Il est vrai que nous avons des signes qui nous donnent des indices : le temps qu'il passe devant l'ordinateur ou sa dépendance aux écrans, s'il se rend dans des lieux privés avec son téléphone portable, s'il a soudain un vocabulaire sexuel dont on ne sait pas d'où il vient, s'il se réfère à des sujets sexuels de manière objectivante..., etc.
Je pense que la clé est d'anticiper, d'offrir un bon modèle, de parler de sexualité saine, de la différencier de la pornographie et de développer la pensée critique afin qu'ils puissent exercer leur liberté et leur responsabilité dans leur vie affectivo-sexuelle à l'avenir.
Aujourd'hui, l'utilisation des téléphones portables ou des tablettes est très répandue chez les enfants, avons-nous l'ennemi à la maison ?
-Oui. Tous les adolescents ont un petit cinéma porno dans leur poche et cela doit changer. Nous devons retarder autant que possible l'âge auquel ils commencent à utiliser les téléphones portables. Lorsque nous leur donnons un téléphone portable, le premier appareil ne devrait pas avoir accès à l'internet et, plus tard, nous devrions contrôler et savoir ce qu'ils utilisent et pourquoi.
Nous avons normalisé l'utilisation d'un téléphone portable à l'âge de 9, 10 ou 11 ans, voire plus tôt, pour calmer ou apaiser une crise de colère, et il s'agit là d'un processus d'apprentissage erroné. Cette utilisation empêche également les fonctions cognitives de se développer de manière naturelle, car nous donnons au cerveau un super-stimulus.
Le téléphone portable - ou la tablette - est le principal point d'entrée de la pornographie et les adultes doivent le surveiller et en être conscients, sans pour autant le surprotéger ou le censurer.

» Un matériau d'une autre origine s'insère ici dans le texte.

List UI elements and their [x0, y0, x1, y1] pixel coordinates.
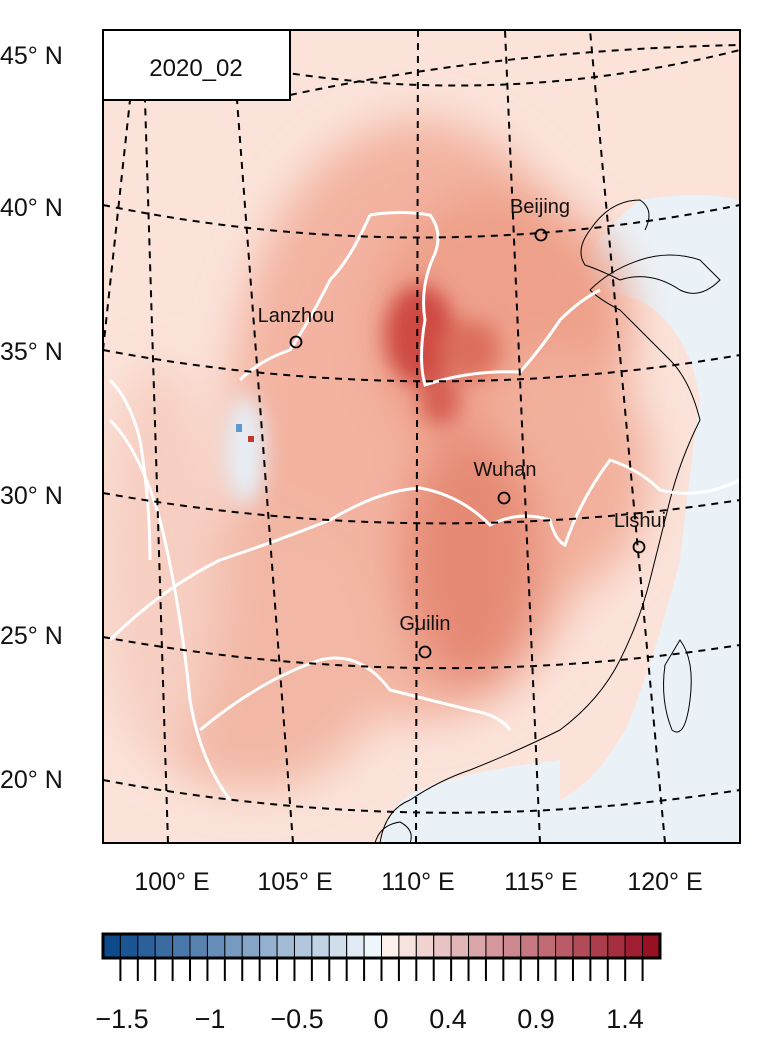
sea-area-south — [380, 760, 560, 843]
anomaly-cell — [248, 436, 254, 442]
sea-area — [560, 195, 740, 843]
coastline — [379, 199, 721, 843]
colorbar-bin — [206, 933, 226, 959]
city-label: Beijing — [510, 196, 570, 218]
hainan-island — [374, 821, 412, 843]
lat-label: 45° N — [0, 42, 63, 70]
city-label: Wuhan — [473, 459, 536, 481]
lat-label: 30° N — [0, 482, 63, 510]
cool-spot — [225, 395, 265, 505]
colorbar-bin — [102, 933, 121, 959]
colorbar-bin — [224, 933, 243, 959]
taiwan-island — [663, 639, 692, 733]
colorbar-bin — [172, 933, 191, 959]
colorbar-bin — [485, 933, 504, 959]
colorbar-bin — [589, 933, 609, 959]
colorbar-bin — [328, 933, 348, 959]
city-label: Lanzhou — [258, 305, 335, 327]
lat-label: 40° N — [0, 194, 63, 222]
city-marker — [289, 335, 303, 349]
city-marker — [534, 228, 548, 242]
colorbar-bin — [537, 933, 557, 959]
anomaly-field — [103, 120, 650, 790]
panel-label-box — [102, 29, 291, 101]
anomaly-cell — [236, 424, 242, 432]
colorbar-frame — [101, 932, 662, 960]
colorbar-bin — [450, 933, 470, 959]
lat-label: 20° N — [0, 766, 63, 794]
city-marker — [497, 491, 511, 505]
colorbar-tick-label: −1 — [194, 1004, 226, 1034]
colorbar-tick-label: −1.5 — [95, 1004, 149, 1034]
city-marker — [418, 645, 432, 659]
lon-label: 105° E — [257, 868, 333, 896]
colorbar-tick-label: 0.9 — [517, 1004, 555, 1034]
lat-label: 35° N — [0, 338, 63, 366]
colorbar-bin — [311, 933, 330, 959]
colorbar-bin — [502, 933, 522, 959]
colorbar-bin — [259, 933, 278, 959]
colorbar-bin — [241, 933, 261, 959]
map-frame — [102, 29, 741, 844]
colorbar-bin — [607, 933, 626, 959]
colorbar-bin — [381, 933, 400, 959]
colorbar-bin — [119, 933, 139, 959]
colorbar-bin — [642, 933, 661, 959]
colorbar-tick-label: 1.4 — [606, 1004, 644, 1034]
lat-label: 25° N — [0, 622, 63, 650]
city-label: Guilin — [399, 613, 450, 635]
colorbar-bin — [415, 933, 435, 959]
colorbar-bin — [137, 933, 156, 959]
colorbar — [101, 932, 662, 981]
colorbar-bin — [520, 933, 539, 959]
city-marker — [632, 540, 646, 554]
colorbar-bin — [346, 933, 365, 959]
lon-label: 115° E — [504, 868, 578, 896]
hotspot — [420, 375, 460, 425]
colorbar-bin — [363, 933, 382, 959]
colorbar-bin — [555, 933, 574, 959]
hotspot — [385, 285, 455, 385]
colorbar-bin — [433, 933, 452, 959]
colorbar-bin — [293, 933, 313, 959]
lon-label: 110° E — [381, 868, 455, 896]
colorbar-bin — [154, 933, 174, 959]
panel-label: 2020_02 — [149, 55, 242, 82]
colorbar-bin — [189, 933, 208, 959]
colorbar-bin — [398, 933, 417, 959]
colorbar-tick-label: 0 — [373, 1004, 389, 1034]
colorbar-bin — [572, 933, 591, 959]
colorbar-tick-label: 0.4 — [429, 1004, 467, 1034]
rivers — [108, 211, 740, 801]
colorbar-bin — [276, 933, 295, 959]
city-label: Lishui — [614, 510, 666, 532]
colorbar-tick-label: −0.5 — [270, 1004, 324, 1034]
lon-label: 120° E — [627, 868, 703, 896]
hotspot — [440, 320, 500, 380]
colorbar-bin — [624, 933, 644, 959]
colorbar-bin — [468, 933, 487, 959]
lon-label: 100° E — [134, 868, 210, 896]
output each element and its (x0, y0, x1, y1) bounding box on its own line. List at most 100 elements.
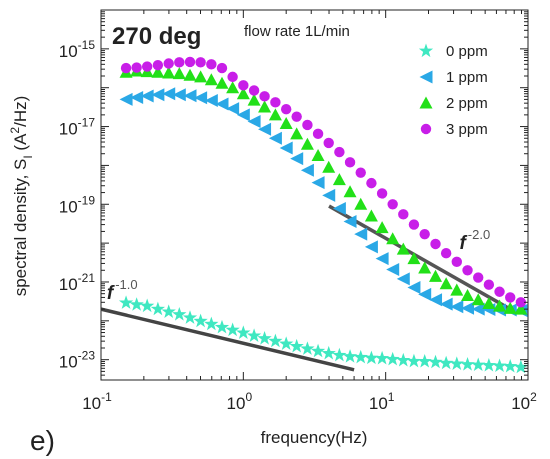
x-tick-label: 100 (227, 390, 253, 413)
point-triangle-up-2-19 (322, 160, 336, 173)
point-triangle-up-2-13 (258, 100, 272, 113)
point-circle-3-36 (505, 292, 516, 303)
point-triangle-up-2-12 (247, 93, 261, 106)
point-triangle-left-1-11 (236, 108, 250, 122)
point-triangle-left-1-26 (396, 272, 410, 286)
point-star-0-30 (439, 355, 454, 370)
point-triangle-left-1-21 (343, 215, 357, 229)
y-axis-label-unit-sup: 2 (8, 127, 22, 134)
legend-marker-circle (420, 123, 432, 135)
point-star-0-20 (332, 347, 347, 362)
point-triangle-up-2-37 (514, 302, 528, 315)
point-circle-3-9 (216, 62, 228, 74)
point-star-0-10 (225, 322, 240, 337)
point-circle-3-25 (387, 199, 398, 210)
y-axis-label-unit-end: /Hz) (11, 96, 30, 127)
point-circle-3-35 (494, 286, 505, 297)
point-star-0-36 (503, 358, 518, 373)
point-star-0-16 (289, 338, 304, 353)
point-circle-3-19 (323, 137, 334, 149)
point-star-0-32 (460, 357, 475, 371)
point-circle-3-4 (163, 58, 174, 69)
point-circle-3-27 (408, 219, 420, 230)
y-tick-label: 10-15 (59, 38, 96, 61)
point-triangle-up-2-21 (343, 185, 357, 198)
point-triangle-up-2-22 (354, 197, 368, 210)
point-star-0-33 (471, 357, 486, 372)
point-circle-3-37 (515, 297, 527, 308)
legend-marker-star (418, 43, 434, 58)
point-triangle-left-1-17 (300, 163, 314, 177)
point-triangle-left-1-12 (247, 114, 261, 128)
point-star-0-27 (406, 353, 422, 368)
point-triangle-left-1-18 (311, 176, 325, 190)
point-triangle-left-1-8 (204, 93, 218, 107)
panel-label: e) (30, 425, 55, 456)
point-triangle-left-1-25 (386, 262, 400, 276)
point-triangle-up-2-24 (375, 221, 389, 234)
point-triangle-left-1-4 (162, 87, 176, 101)
point-triangle-left-1-33 (471, 302, 485, 316)
point-star-0-3 (150, 301, 166, 316)
point-triangle-left-1-13 (258, 122, 272, 136)
point-star-0-6 (182, 310, 198, 324)
point-star-0-25 (385, 351, 400, 366)
point-triangle-left-1-10 (226, 102, 240, 116)
point-triangle-up-2-6 (183, 68, 197, 81)
point-circle-3-33 (473, 272, 484, 283)
point-triangle-left-1-7 (194, 91, 208, 105)
point-circle-3-16 (291, 111, 302, 122)
point-triangle-up-2-35 (493, 299, 507, 312)
point-triangle-left-1-15 (279, 141, 293, 155)
point-triangle-left-1-31 (450, 300, 464, 314)
point-circle-3-7 (195, 57, 206, 68)
point-triangle-up-2-3 (151, 65, 165, 78)
point-triangle-left-1-23 (364, 240, 378, 254)
point-star-0-24 (374, 350, 390, 365)
point-triangle-up-2-10 (226, 81, 240, 94)
point-triangle-up-2-34 (482, 296, 496, 309)
point-triangle-up-2-25 (386, 232, 400, 245)
axis-ticks: 10-1 100 101 102 10-23 10-21 10-19 10-17 10-15 (59, 9, 537, 413)
point-triangle-up-2-30 (439, 277, 453, 290)
point-triangle-up-2-17 (300, 137, 314, 150)
point-star-0-22 (353, 349, 368, 364)
legend-label: 3 ppm (446, 121, 488, 138)
point-triangle-up-2-26 (396, 242, 410, 255)
point-circle-3-18 (312, 128, 324, 140)
chart-title: 270 deg (112, 23, 201, 50)
point-star-0-21 (342, 349, 358, 363)
plot-area (100, 9, 529, 381)
point-triangle-up-2-14 (268, 108, 282, 121)
point-triangle-up-2-7 (194, 70, 208, 83)
y-axis-label-unit: (A (11, 133, 30, 155)
point-triangle-left-1-24 (375, 252, 389, 266)
legend: 0 ppm 1 ppm 2 ppm 3 ppm (418, 43, 488, 138)
x-tick-label: 101 (369, 390, 395, 413)
x-tick-label: 10-1 (82, 390, 112, 413)
y-tick-label: 10-23 (59, 349, 96, 372)
point-star-0-0 (118, 295, 134, 309)
point-triangle-up-2-32 (461, 288, 475, 301)
legend-label: 1 ppm (446, 69, 488, 86)
y-tick-label: 10-21 (59, 271, 96, 294)
legend-marker-triangle-up (419, 96, 433, 109)
point-circle-3-0 (120, 62, 132, 74)
point-triangle-left-1-29 (429, 293, 443, 307)
point-star-0-12 (246, 328, 262, 342)
point-circle-3-13 (259, 91, 270, 102)
point-star-0-37 (513, 359, 528, 374)
y-axis-label: spectral density, SI (A2/Hz) (8, 96, 35, 297)
y-axis-label-sub: I (21, 155, 35, 158)
point-circle-3-34 (483, 279, 495, 290)
point-circle-3-1 (131, 62, 142, 73)
point-circle-3-17 (302, 119, 313, 131)
point-circle-3-30 (440, 248, 452, 259)
point-circle-3-11 (238, 80, 249, 91)
point-triangle-left-1-0 (119, 92, 133, 106)
point-circle-3-2 (141, 61, 153, 72)
point-triangle-up-2-4 (162, 66, 176, 79)
legend-label: 2 ppm (446, 95, 488, 112)
point-star-0-19 (321, 345, 336, 360)
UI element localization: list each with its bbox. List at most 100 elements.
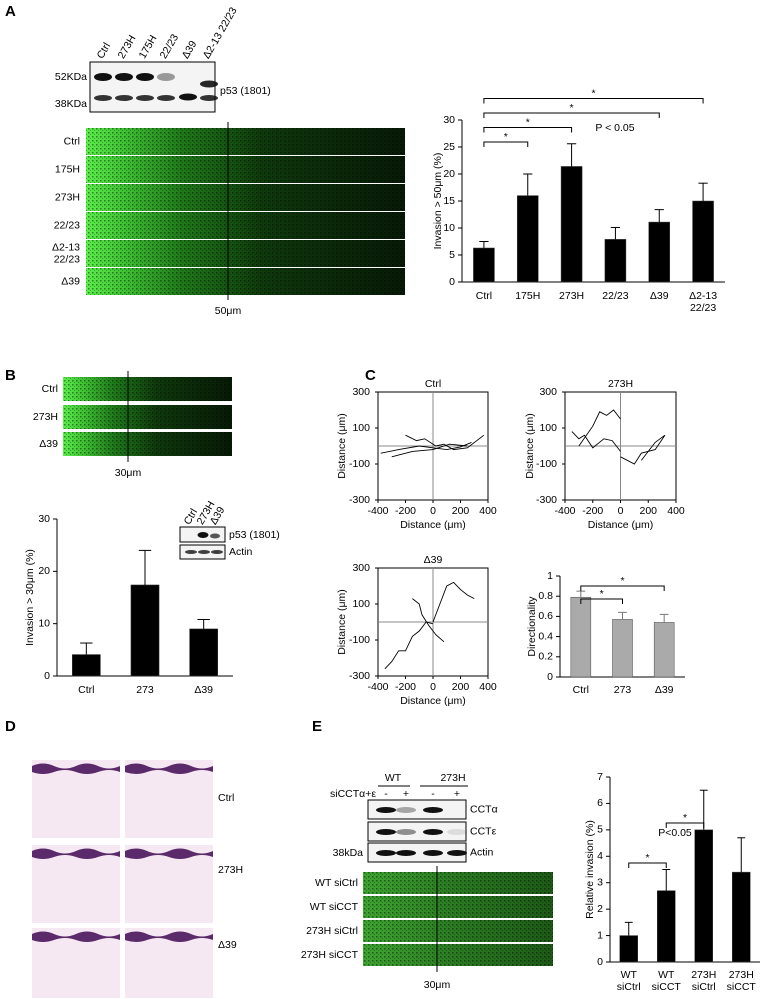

Nous devons nous adapter à notre époque, en donnant aux jeunes les outils pour affronter le monde de l'Internet, qui est une course d'obstacles qu'ils devront franchir.
POURQUOI PAS ?
Nous avons eu des décennies d'"éducation sexuelle", mais y a-t-il un manque d'éducation humaine et un excès d'éducation mécanique dans ce domaine ?
-Je pense que le problème est que nous avons trop d'éducation sexuelle et pas assez d'éducation affective. Je pense que le problème est que nous avons trop d'éducation sexuelle et pas assez d'éducation affective. L'éducation sexuelle affective s'est concentrée sur ce dernier point, sur le sexuel, le mécanique ou le biologique, mais elle a oublié de construire les personnes de manière solide.
Nous devons travailler sur les émotions, le monde de l'affection, tout ce qui a trait au partage, à l'empathie, à la communication, à l'estime de soi. Nous devons relever le défi de créer des personnes fortes, qui ont un projet de vie valable, qui ont et cultivent des intérêts, qui sont créatives... etc.
En fin de compte, les enfants et les jeunes doivent être amenés à se forger une identité forte pour faire face au monde changeant et stimulant de chaque époque. Il faut donc plus d'éducation qui renforce la personne et moins d'éducation qui la réduit à une question biologique.